Le haut fourneau de Luleå, au nord-est du pays, abandonnera l’énergie fossile. Selon Jonas Lövgren, responsable de la production et de la transformation chez SSAB, la nouvelle usine permettra de réduire de 7 % les émissions totales de CO₂ de la Suède, en utilisant de l’électricité renouvelable pour fondre la ferraille métallique au lieu du charbon et du coke.
Le défi technologique et financier
La production d’acier est l’une des activités industrielles les plus polluantes, car le charbon et le coke sont la principale source d’émissions de CO₂ dans le processus de réduction du minerai de fer.
La décision de construire la nouvelle usine a été prise en 2023, et il est prévu qu’elle soit opérationnelle à l’horizon 2030, en ligne avec l’objectif de l’Union Européenne d’atteindre la neutralité carbone en 2050.
Le projet représente un investissement de 4,5 milliards d’euros, financé en grande partie par les fonds propres de SSAB. L’Union Européenne, à travers le Fonds pour une Transition Juste, apporte 71 millions d’euros, principalement destinés à la formation du personnel.
La Suède comme référence européenne
L’Agence Suédoise pour la Croissance Économique et Régionale (Tillväxtverket) a souligné que la Suède est un exemple en Europe dans la transition écologique de l’industrie lourde.
Selon Kristin Hedstöm, gestionnaire de programmes de l’agence, le pays a réussi à réduire ses émissions de CO₂ de près de 30 % depuis 2010 et s’est fixé pour objectif d’atteindre la neutralité carbone en 2045, cinq ans avant l’objectif européen.

Production et reconversion professionnelle
Actuellement, l’aciérie produit près de 6 500 tonnes d’acier par jour, soit l’équivalent d’une tour Eiffel. Avec la nouvelle usine électrique compacte, il est prévu de produire plus d’acier, mais sans énergie fossile.
Le défi technologique s’accompagne d’un défi humain : former les 1 100 travailleurs à de nouvelles compétences. Lövgren a expliqué que le processus a commencé avec les électriciens, essentiels pour faire fonctionner la nouvelle infrastructure.
Un exemple est Victoria Blom, ancienne machiniste de l’aciérie, qui a commencé il y a un an et demi une formation à la SSAB Academy pour devenir électricienne.
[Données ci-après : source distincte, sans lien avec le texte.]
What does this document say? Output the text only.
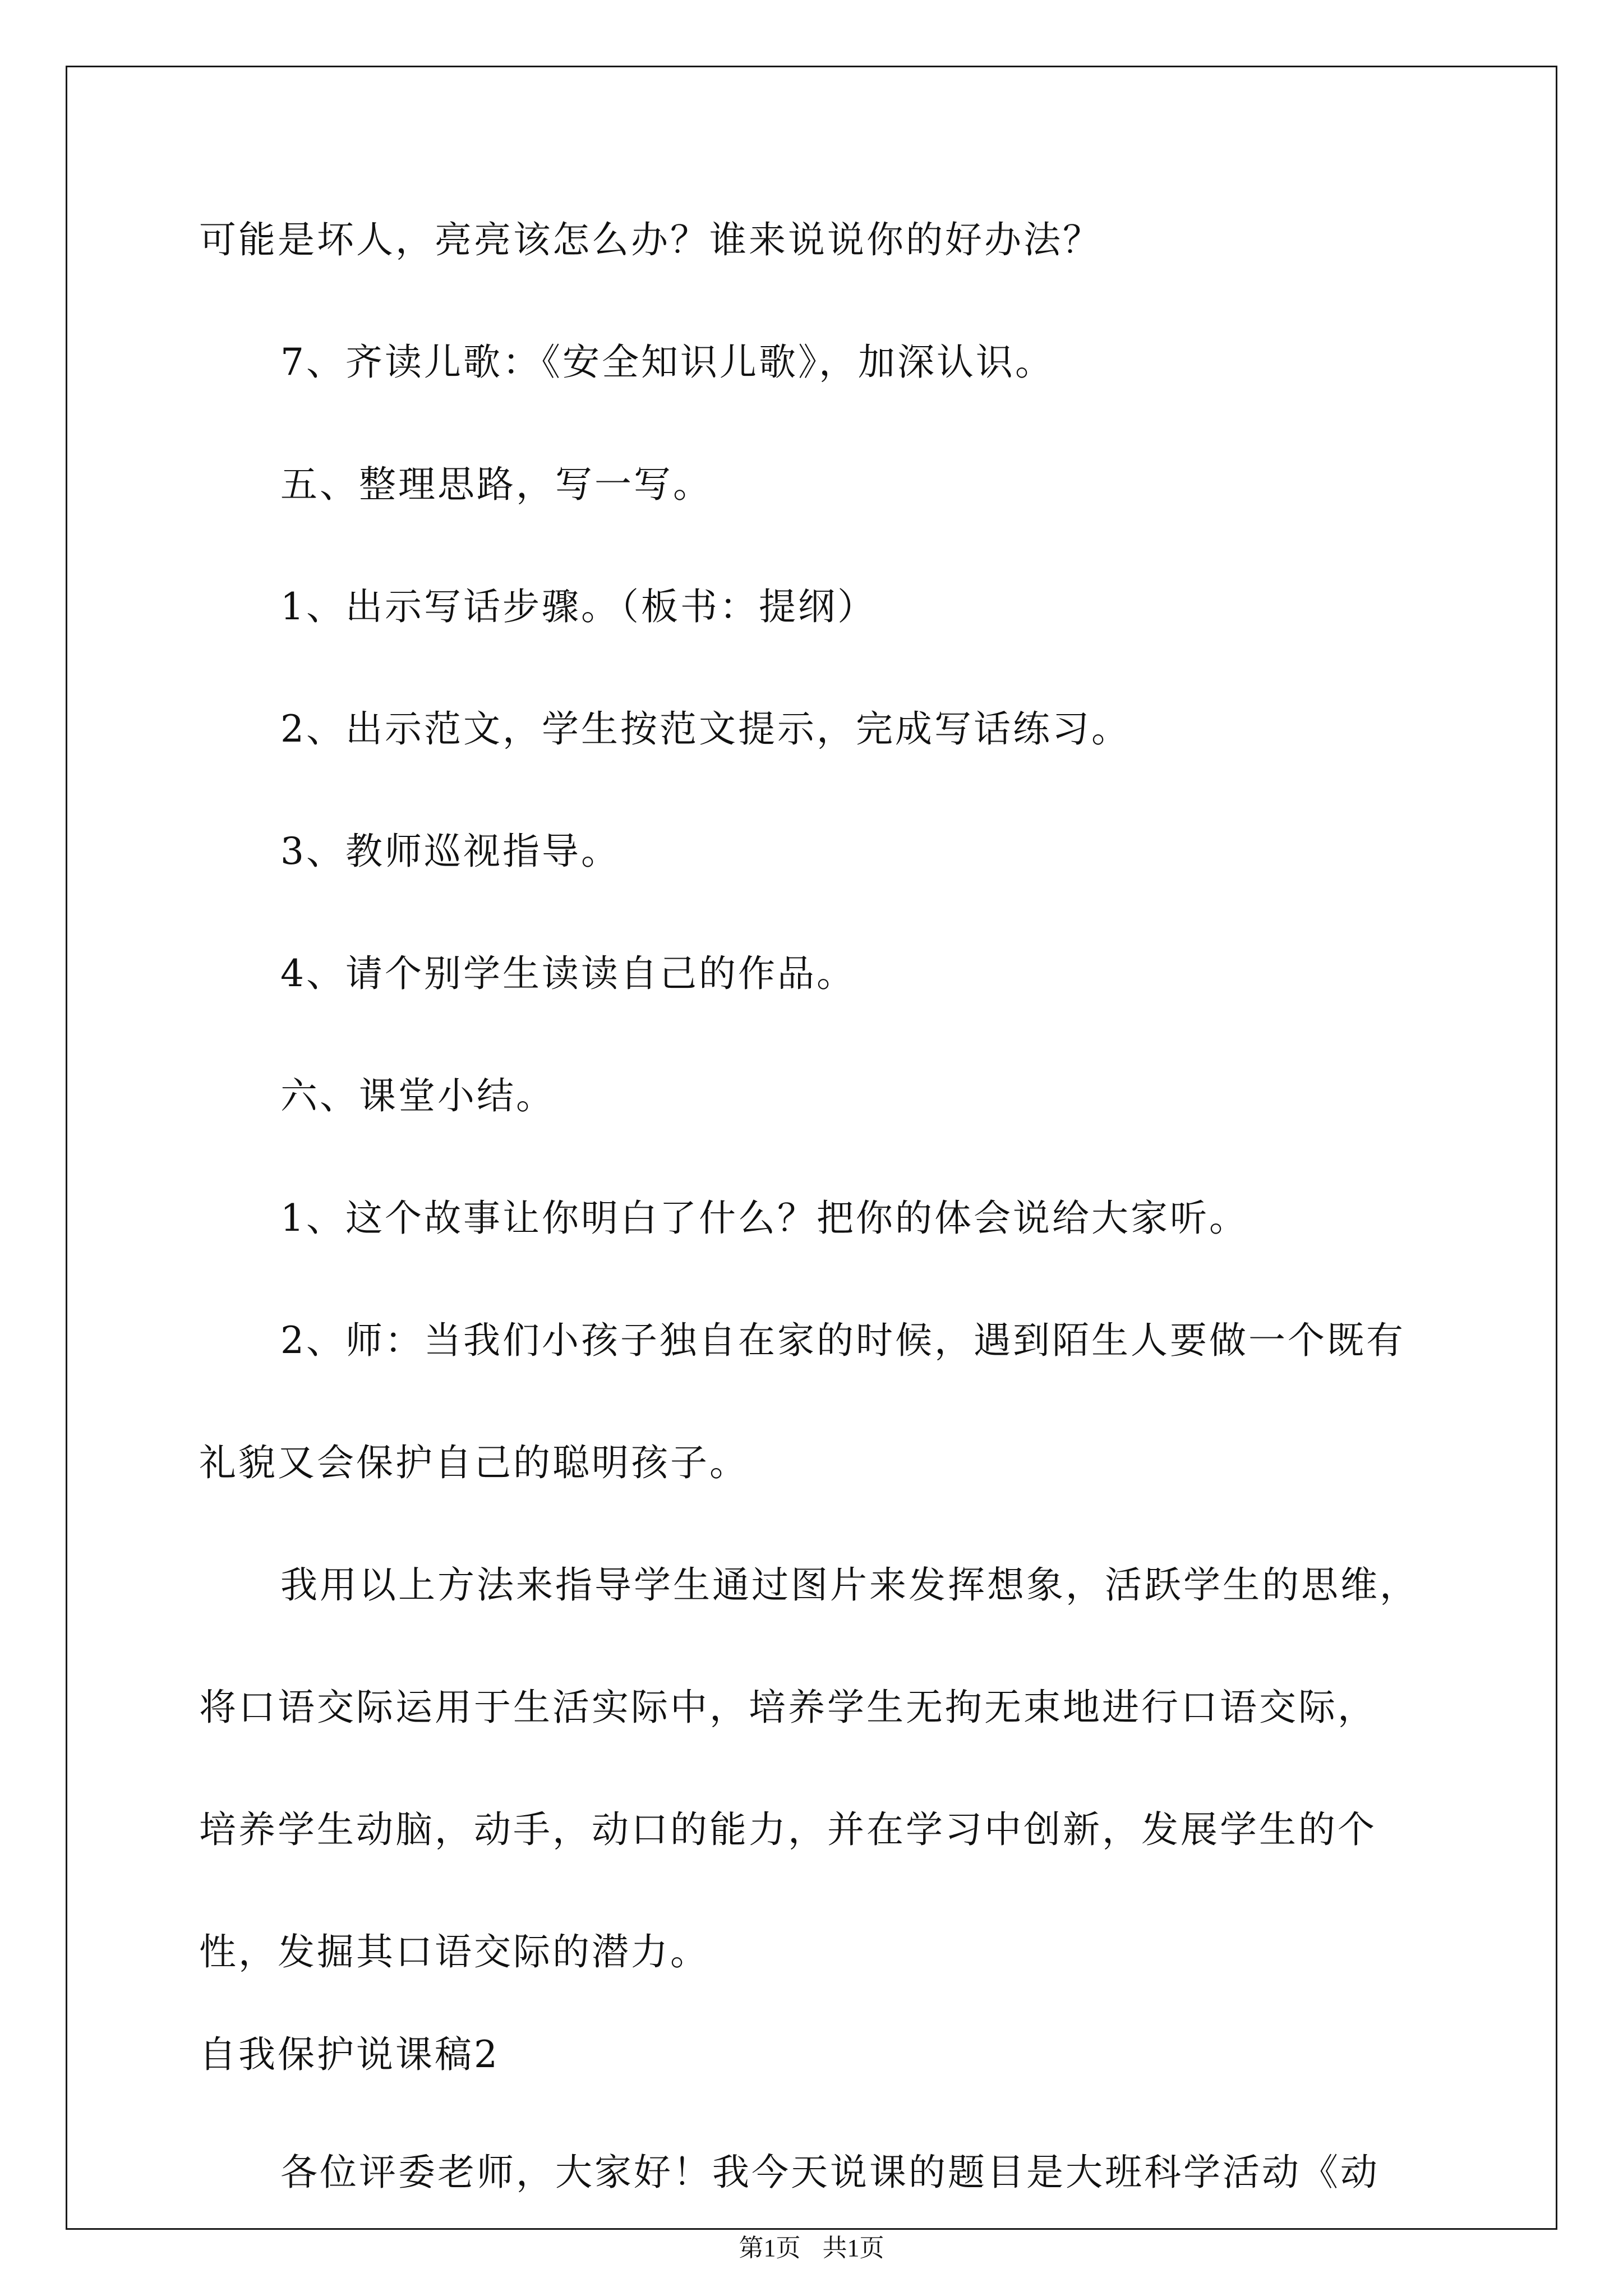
可能是坏人，亮亮该怎么办？谁来说说你的好办法？
7、齐读儿歌：《安全知识儿歌》，加深认识。
五、整理思路，写一写。
1、出示写话步骤。（板书：提纲）
2、出示范文，学生按范文提示，完成写话练习。
3、教师巡视指导。
4、请个别学生读读自己的作品。
六、课堂小结。
1、这个故事让你明白了什么？把你的体会说给大家听。
2、师：当我们小孩子独自在家的时候，遇到陌生人要做一个既有
礼貌又会保护自己的聪明孩子。
我用以上方法来指导学生通过图片来发挥想象，活跃学生的思维，
将口语交际运用于生活实际中，培养学生无拘无束地进行口语交际，
培养学生动脑，动手，动口的能力，并在学习中创新，发展学生的个
性，发掘其口语交际的潜力。
自我保护说课稿2
各位评委老师，大家好！我今天说课的题目是大班科学活动《动
第1页 共1页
Elle a été sélectionnée parmi 60 candidats et a suivi un cours de sept mois avec des cours théoriques et pratiques. « Vous utilisez à la fois le corps et l’esprit, car la résolution de problèmes commence par la lecture des plans, puis vous sortez pour mesurer, contrôler, observer de vos propres yeux », a-t-elle raconté.
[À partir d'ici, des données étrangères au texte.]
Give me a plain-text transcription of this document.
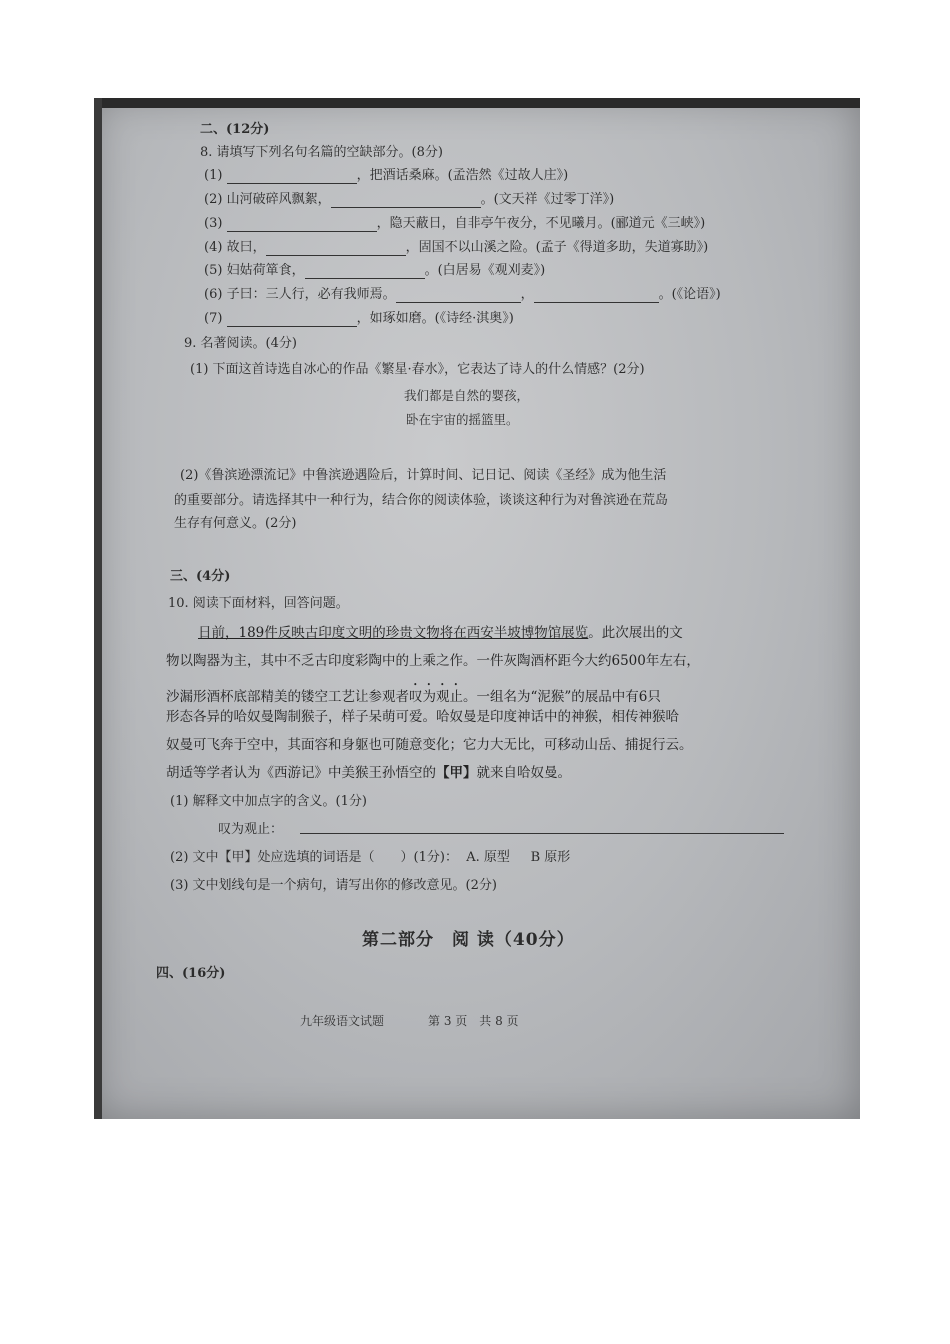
二、(12分)
8. 请填写下列名句名篇的空缺部分。(8分)
(1)	，把酒话桑麻。(孟浩然《过故人庄》)
(2) 山河破碎风飘絮，	。(文天祥《过零丁洋》)
(3)	，隐天蔽日，自非亭午夜分，不见曦月。(郦道元《三峡》)
(4) 故曰，	，固国不以山溪之险。(孟子《得道多助，失道寡助》)
(5) 妇姑荷箪食，	。(白居易《观刈麦》)
(6) 子曰：三人行，必有我师焉。	，	。(《论语》)
(7)	，如琢如磨。(《诗经·淇奥》)
9. 名著阅读。(4分)
(1) 下面这首诗选自冰心的作品《繁星·春水》，它表达了诗人的什么情感？(2分)
我们都是自然的婴孩，
卧在宇宙的摇篮里。
(2)《鲁滨逊漂流记》中鲁滨逊遇险后，计算时间、记日记、阅读《圣经》成为他生活
的重要部分。请选择其中一种行为，结合你的阅读体验，谈谈这种行为对鲁滨逊在荒岛
生存有何意义。(2分)
三、(4分)
10. 阅读下面材料，回答问题。
日前，189件反映古印度文明的珍贵文物将在西安半坡博物馆展览。此次展出的文
物以陶器为主，其中不乏古印度彩陶中的上乘之作。一件灰陶酒杯距今大约6500年左右，
沙漏形酒杯底部精美的镂空工艺让参观者叹为观止。一组名为“泥猴”的展品中有6只
形态各异的哈奴曼陶制猴子，样子呆萌可爱。哈奴曼是印度神话中的神猴，相传神猴哈
奴曼可飞奔于空中，其面容和身躯也可随意变化；它力大无比，可移动山岳、捕捉行云。
胡适等学者认为《西游记》中美猴王孙悟空的【甲】就来自哈奴曼。
(1) 解释文中加点字的含义。(1分)
叹为观止：
(2) 文中【甲】处应选填的词语是（　　）(1分)： A. 原型 B 原形
(3) 文中划线句是一个病句，请写出你的修改意见。(2分)
第二部分　阅 读（40分）
四、(16分)
九年级语文试题	第 3 页　共 8 页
Un modèle pionnier en Europe
L’aciérie suédoise se positionne comme l’une des premières en Europe à développer de l’acier sans combustibles fossiles, une étape décisive vers la décarbonisation de l’industrie lourde et un exemple reproductible pour d’autres pays cherchant à concilier production industrielle et durabilité environnementale.
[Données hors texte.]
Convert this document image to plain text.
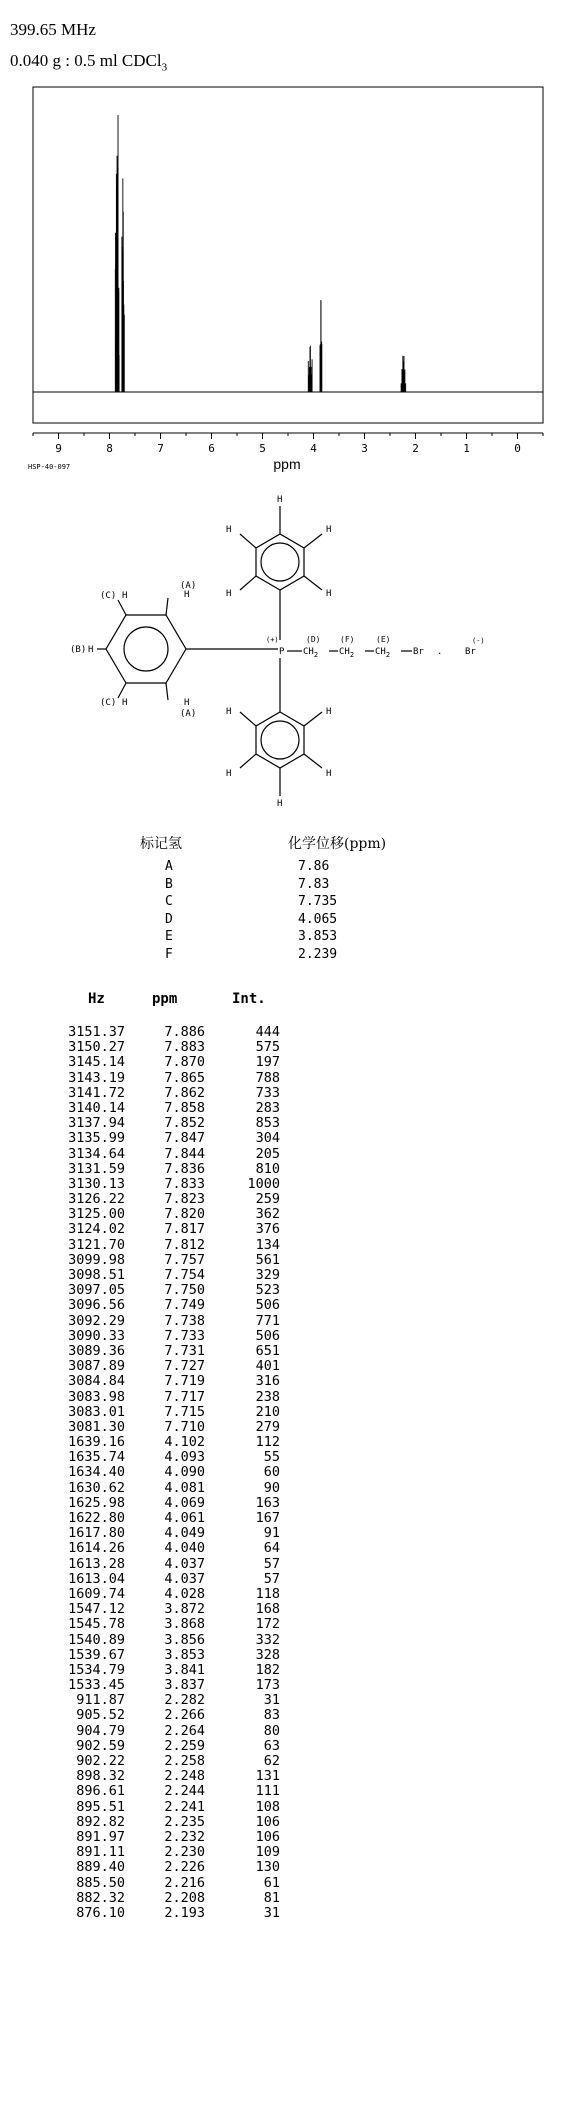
399.65 MHz
0.040 g : 0.5 ml CDCl$_3$
9	8	7	6	5	4	3	2	1	0
HSP-40-097	ppm
H
H	H
H	H
(A)
H
(C) H
(B) H
(C) H	H
(A)
(+)
P
(D)
$CH_2$
(F)
$CH_2$
(E)
$CH_2$	Br .
(-)
Br
H	H
H	H
H
标记氢	化学位移(ppm)
A	7.86
B	7.83
C	7.735
D	4.065
E	3.853
F	2.239
Hz	ppm	Int.
3151.37	7.886	444
3150.27	7.883	575
3145.14	7.870	197
3143.19	7.865	788
3141.72	7.862	733
3140.14	7.858	283
3137.94	7.852	853
3135.99	7.847	304
3134.64	7.844	205
3131.59	7.836	810
3130.13	7.833	1000
3126.22	7.823	259
3125.00	7.820	362
3124.02	7.817	376
3121.70	7.812	134
3099.98	7.757	561
3098.51	7.754	329
3097.05	7.750	523
3096.56	7.749	506
3092.29	7.738	771
3090.33	7.733	506
3089.36	7.731	651
3087.89	7.727	401
3084.84	7.719	316
3083.98	7.717	238
3083.01	7.715	210
3081.30	7.710	279
1639.16	4.102	112
1635.74	4.093	55
1634.40	4.090	60
1630.62	4.081	90
1625.98	4.069	163
1622.80	4.061	167
1617.80	4.049	91
1614.26	4.040	64
1613.28	4.037	57
1613.04	4.037	57
1609.74	4.028	118
1547.12	3.872	168
1545.78	3.868	172
1540.89	3.856	332
1539.67	3.853	328
1534.79	3.841	182
1533.45	3.837	173
911.87	2.282	31
905.52	2.266	83
904.79	2.264	80
902.59	2.259	63
902.22	2.258	62
898.32	2.248	131
896.61	2.244	111
895.51	2.241	108
892.82	2.235	106
891.97	2.232	106
891.11	2.230	109
889.40	2.226	130
885.50	2.216	61
882.32	2.208	81
876.10	2.193	31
Le projet de SSAB à Luleå représente un tournant dans la sidérurgie mondiale : il démontre qu’il est possible de produire de l’acier vert, en réduisant les émissions et en formant les travailleurs à de nouvelles compétences.
La Suède se consolide comme leader dans la transition écologique de l’industrie lourde, anticipant les délais de neutralité carbone et montrant que l’innovation technologique et la durabilité peuvent aller de pair.